This is an interesting thread. I appreciate all the different opinions and perspectives. And I have taken some good advice from some of the comments, so thank you! I noticed there were several who stated that they prefer to build on the foundation of friendship and I have to agree with them.
So often people go into "dating" mode and put on a front as to who they really are, I'm not saying everyone does this, it is just rather common. Some find out what that other person wants and then become that person just long enough to get a hold on the other. In the words of the wonderful Ms. Taylor Swift (Yes, I'm nearly 30 and rock out to TSwift)...."found out what you want and be that girl for a month." And then the relationship comes crashing down when real characteristics and behaviors peek through that mask. And I feel like this occurs because that individual wants to be wanted, to feel validated and that is so common, and it's understandable! You and I are floating in the same boat! (However, I am more pathetic as I have created my own "Wilson".) We just need to find our validation in God first, and understand our value as a individual, not as a couple. But that can be so difficult because as us women get older, society judges us on our singleness. And I won't say that it is easy, it's painful and lonely. And when those moments of loneliness creep up, just pray! Now, it took me three years to learn that, and I do forget it some days. On the days I forget Haagen Dazs sees a spike in their profit margin....
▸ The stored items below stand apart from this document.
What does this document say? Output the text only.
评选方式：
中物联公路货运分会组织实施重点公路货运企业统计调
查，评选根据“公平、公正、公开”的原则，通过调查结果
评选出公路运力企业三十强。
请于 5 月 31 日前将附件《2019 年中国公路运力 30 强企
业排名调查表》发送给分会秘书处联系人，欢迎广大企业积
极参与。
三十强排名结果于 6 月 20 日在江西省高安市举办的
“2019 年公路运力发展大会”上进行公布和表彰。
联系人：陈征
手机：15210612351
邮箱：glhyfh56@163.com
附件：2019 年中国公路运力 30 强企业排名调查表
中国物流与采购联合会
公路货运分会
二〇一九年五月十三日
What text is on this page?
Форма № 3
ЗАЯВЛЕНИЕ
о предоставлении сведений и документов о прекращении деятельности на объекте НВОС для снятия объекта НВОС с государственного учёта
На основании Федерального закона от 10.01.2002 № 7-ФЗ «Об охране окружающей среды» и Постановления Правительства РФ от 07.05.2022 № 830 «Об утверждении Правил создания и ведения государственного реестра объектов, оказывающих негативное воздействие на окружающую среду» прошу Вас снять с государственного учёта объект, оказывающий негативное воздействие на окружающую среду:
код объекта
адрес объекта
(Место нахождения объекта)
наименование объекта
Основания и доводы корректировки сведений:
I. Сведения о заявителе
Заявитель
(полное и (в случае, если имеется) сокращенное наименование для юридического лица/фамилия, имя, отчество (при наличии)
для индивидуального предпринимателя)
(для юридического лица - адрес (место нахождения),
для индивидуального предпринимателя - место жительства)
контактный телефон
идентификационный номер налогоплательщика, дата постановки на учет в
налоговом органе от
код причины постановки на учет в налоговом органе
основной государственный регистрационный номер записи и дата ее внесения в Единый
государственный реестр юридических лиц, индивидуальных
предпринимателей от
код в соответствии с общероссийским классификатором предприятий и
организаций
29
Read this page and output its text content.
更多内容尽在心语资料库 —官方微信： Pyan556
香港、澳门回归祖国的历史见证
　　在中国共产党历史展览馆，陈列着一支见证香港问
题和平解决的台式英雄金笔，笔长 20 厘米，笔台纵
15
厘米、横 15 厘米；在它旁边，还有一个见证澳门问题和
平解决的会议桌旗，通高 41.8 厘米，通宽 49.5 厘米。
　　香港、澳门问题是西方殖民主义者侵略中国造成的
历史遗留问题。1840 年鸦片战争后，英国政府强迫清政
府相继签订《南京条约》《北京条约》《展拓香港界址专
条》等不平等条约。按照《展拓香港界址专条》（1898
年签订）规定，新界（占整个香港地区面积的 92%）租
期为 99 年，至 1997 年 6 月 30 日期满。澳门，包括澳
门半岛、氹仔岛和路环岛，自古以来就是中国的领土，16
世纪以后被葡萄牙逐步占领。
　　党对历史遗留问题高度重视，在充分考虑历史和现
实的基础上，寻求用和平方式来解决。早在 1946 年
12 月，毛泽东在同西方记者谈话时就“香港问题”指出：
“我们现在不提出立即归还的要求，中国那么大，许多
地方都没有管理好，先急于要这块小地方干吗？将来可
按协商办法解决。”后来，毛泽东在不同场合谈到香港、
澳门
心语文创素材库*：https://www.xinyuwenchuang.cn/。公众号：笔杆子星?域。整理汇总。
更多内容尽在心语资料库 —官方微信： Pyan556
Also, people often focus on physical appearance, which hinders their abilities to find a person who suits them best. Now, don't get me wrong, physical attraction is always nice.
But, sometimes people don't realize that a great friendship CAN lead to physical attraction. Perhaps you "friend zoned" him because he wore glasses, he wasn't very tall, he had a receding hairline, or had that weird patch of hair under his bottom lip. But, after getting to know someone, that physical attraction may begin to develop. (And often those "gorgeous faces/bodies" lead to trouble.) Now, I won't say that blue or green eyes don't make me weak in the knees.... But I will say I have had a moment where an emotional connection led to a physical attraction and that was the better of my past relationships.
My advice, take it slow. Don't go "hunting" for a relationship. Don't hide your faults AND don't judge anyone's faults! There is only One who has that right. Be open, and empathetic, try to understand that individual and their struggles. And I say that because we ALL struggle, in some way or form and people forget that. We are not perfect, only Jesus is. So, be honest about yours and try to understand your significant other's struggle and be supportive. Don't go into a relationship thinking it will always be 50/50, sometimes you will have to lean on each other and it will vary going back and forth from 30/70 to 70/30 to 50/50 (illnesses, troubling times, emotional turmoil).
(Stepping off soapbox....) It's getting wobbly.
Now from a male perspective: Ladies, don't be needy. Give space and appreciate being an "individual". If you can take care of yourself and entertain yourself I'm sure you will be appear ten times more attractive.